A boride, in which, in general, the boron atoms bond firmly to each other, has a high hardness, and its melting point or decomposition temperature is high. Accordingly, heretofore, a boride has been used for a heat-resistant material or an abrasion-resistant material. There are known many borides having electrically-specific characteristics such as semiconductor characteristics, thermal electron emission characteristics, superconductivity characteristics, etc. Lanthanum hexaboride (LaB6) has been put into practical use for a hot-cathode material, and magnesium dibromide (MgB2) is specifically noted as a superconductive material.
The electric characteristics of a boride strongly depend on the crystal structure thereof; and a boride having a small boron content exhibits electroconductivity, while a crystal that contains a structure of a boron icosahedron (B12 icosahedral cluster) has semiconductive electric characteristics.
Heretofore, as borides, there are known binary borides composed of two component elements such as the above-mentioned LaB6 and MgB2, and also B4C, BN, etc.; and polynary borides with three component elements.
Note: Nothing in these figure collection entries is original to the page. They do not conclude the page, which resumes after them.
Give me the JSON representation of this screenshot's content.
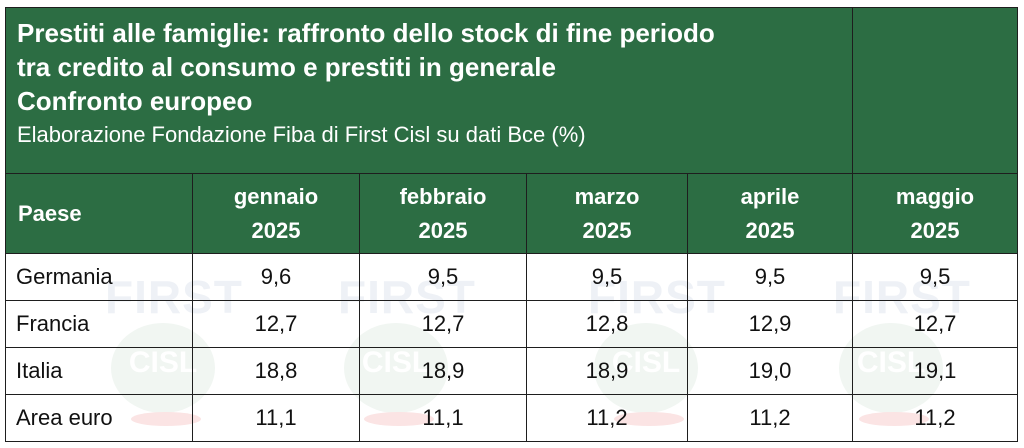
{
  "title": {
    "line1": "Prestiti alle famiglie: raffronto dello stock di fine periodo",
    "line2": "tra credito al consumo e prestiti in generale",
    "line3": "Confronto europeo",
    "subtitle": "Elaborazione Fondazione Fiba di First Cisl su dati Bce (%)"
  },
  "header": {
    "country": "Paese",
    "months": [
      {
        "name": "gennaio",
        "year": "2025"
      },
      {
        "name": "febbraio",
        "year": "2025"
      },
      {
        "name": "marzo",
        "year": "2025"
      },
      {
        "name": "aprile",
        "year": "2025"
      },
      {
        "name": "maggio",
        "year": "2025"
      }
    ]
  },
  "rows": [
    {
      "country": "Germania",
      "values": [
        "9,6",
        "9,5",
        "9,5",
        "9,5",
        "9,5"
      ]
    },
    {
      "country": "Francia",
      "values": [
        "12,7",
        "12,7",
        "12,8",
        "12,9",
        "12,7"
      ]
    },
    {
      "country": "Italia",
      "values": [
        "18,8",
        "18,9",
        "18,9",
        "19,0",
        "19,1"
      ]
    },
    {
      "country": "Area euro",
      "values": [
        "11,1",
        "11,1",
        "11,2",
        "11,2",
        "11,2"
      ]
    }
  ],
  "watermark": {
    "first": "FIRST",
    "cisl": "CISL"
  },
  "colors": {
    "header_bg": "#2c6d43",
    "header_text": "#ffffff",
    "border": "#1e1e1e"
  }
}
As the borides comprising a B12 icosahedral cluster, many substances have been discovered, for example, M-Al—B (where M means an alkali metal or an alkaline earth element) (for example, see PTL 1), RE1-xB12Si4-y (RE means one or more rare earth elements selected from Y, Gd, Tb, Dy, Ho, Er, Tm, Yb and Lu; x and y are each fall within a range of 0≦x≦7 and 0≦y≦2) (for example, see PTL 2), etc.
In addition to application development of such already-existing borides, research and development of a further wide variety of borides to thereby develop highly-functional materials having any other novel function heretofore unknown and capable of being used for various applications has become an important theme.
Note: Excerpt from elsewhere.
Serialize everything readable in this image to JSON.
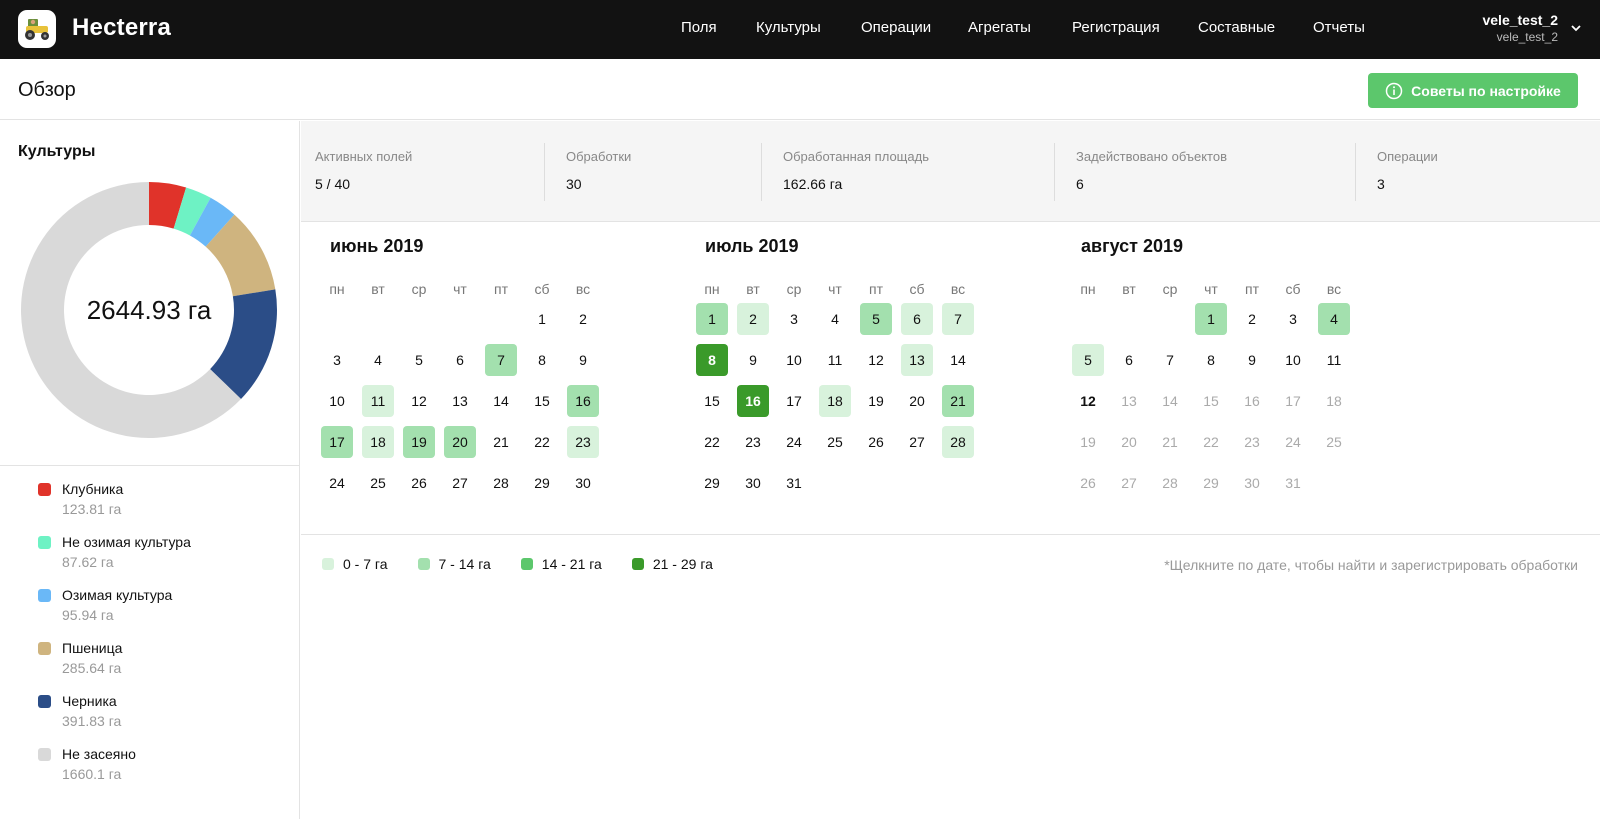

On the other hand, a boride or a boron-containing carbide is a substance that is difficult to sinter since, in general, the covalent character thereof is strong. At present, as a method for producing a sintered product of a boride such as typically B4C, there is employed a hot isostatic press sintering method (HIP method) or a spark plasma sintering method (SPS method). In any case, the method requires high-temperature and high-pressure conditions, and the polycrystalline products capable of being produced by the sintering method are limited to those having a simple form. In addition, a boride that is a superhard material is difficult to work after production of the polycrystalline products thereof, and the limitation on the form thereof is a significant bar to industrial application of the material.
Apart from the above-mentioned pressure sintering method, a pressureless sintering method using a sintering promoter such as alumina, tungsten carbide or the like has been developed (for example, see NPL 1, 2). However, precipitation of the second phase to be caused by the sintering promoter used in such a sintering method may have some negative influence on the mechanical behavior of borides. In addition, as being carried out at a high temperature around 2000° C., the pressureless sintering method has another problem in that the energy cost thereof is high.